NEVER log Security sensitive information either in the clear or obfuscated, such as (non-exhaustive):
Usernames
Email Addresses
Passwords
API Keys
Private Encryption Keys

NOTE : IF AND ONLY IF log messages are a developer convenience, AND will never be collected for online diagnostic purposes, THEN they do not need to follow this ADR. IF in doubt, use structured logging.

Log Levels¶

The Standard Abstract Log levels are defined (from the highest priority to lowest) as:

CRITICAL (Optional) - When a system has completely failed.
ERROR can also be used for this.
ERROR - Something has failed which normally should not.
Does not have to be a fatal failure.
The Log message should clearly show if the error is fatal or unrecoverable.
- For example, a failed DB connection is an ERROR but is not fatal.
- Errors should be considered not fatal, unless they explicitly state otherwise.
WARNING - Something which can happen, but normally shouldn't.
INFO - Important System informational messages.
DEBUG - Highest level detailed system operation logs.
TRACE - Verbose and detailed system operation logs.

Individual languages may use different terms for these, and may have more or less defined levels. Use the language's native log levels which map closest to this list. For example, some languages do not have CRITICAL, we would map that level to ERROR. In all such cases, use the next most appropriate level which matches closest with the above definitions.

Logging in Libraries¶

Libraries SHOULD NOT use INFO level logs.
this level of log should be used only by applications or services.
Libraries MAY use any other log level.

Log Verbosity¶

Logs should aim to provide exactly the right amount of information, and no more.

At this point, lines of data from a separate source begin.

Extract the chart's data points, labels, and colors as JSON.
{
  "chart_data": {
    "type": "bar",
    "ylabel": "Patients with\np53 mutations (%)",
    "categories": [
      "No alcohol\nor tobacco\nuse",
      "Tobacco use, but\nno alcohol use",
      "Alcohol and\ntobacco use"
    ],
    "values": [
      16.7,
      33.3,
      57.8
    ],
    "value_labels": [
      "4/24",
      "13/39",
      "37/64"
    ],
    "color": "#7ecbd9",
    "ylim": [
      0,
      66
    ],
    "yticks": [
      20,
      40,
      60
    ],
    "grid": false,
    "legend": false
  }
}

All ERROR logs should be logged in the most appropriate location.
ERROR or WARNING logs, SHOULD include enough context to identify the actual source of the error.
Info level logs should only be used to provide IMPORTANT operational data.
Such as:
- Build or configuration information.
- The start of internal persistent services
INFO logs should not typically continuously stream as a result of normal system use.
API Endpoint statistics logs are an example of an exception to this guidance.
- However, they SHOULD also have a method of selectively enabling/disabling these INFO logs.
- The same principle SHOULD apply to any other regularly logged INFO level logs that may be required.
DEBUG level logs should be assumed to be enabled selectively in production.
Their purpose SHOULD be aimed to helping to diagnose faults.
Detailed and Verbose or Streaming Debug level logs should be at TRACE level.

Example of Unstructured Logging to avoid¶

An example of unstructured logging in rust, which is not to be used:

    error!("Hello {name} An error occurred in {thing}, doing {something:?}: {err}");

The problems this example exhibits are:

This is difficult to process with automation.
It would need to be searched with a regex.
The fixed words probably appear in similar patterns in other log messages, making it difficult to discern what the log is about.
It may be easy for a developer to read. However, it is not easy to read when there are tens of thousands of logs from multiple instances of a service.

Example of Structured Logging to utilize¶

Instead, we should use:

    error!(name=name, thing=%thing, something=?something, error=?err, "An error occurred processing named updates to the database");

Each piece of dynamic data is a field, including the string representation of the error.
The message explains what the error is and helps locate the log both in the log messages itself, and in the code.

Risks¶

The only risk relates to not doing structured logging. It will make the system harder to manage for Operations and Support staff.

ALWAYS REMEMBER: Log messages are intended to be primarily read by operations and support staff. Do not assume they know how the code works, just because you might. Attempt to make log messages helpful to the people who will work with the system.

Consequences¶

Structured logging makes searching, summarizing and parsing log messages significantly easier. Without it, log messages quickly become difficult to use, which defeats the purpose of generating them.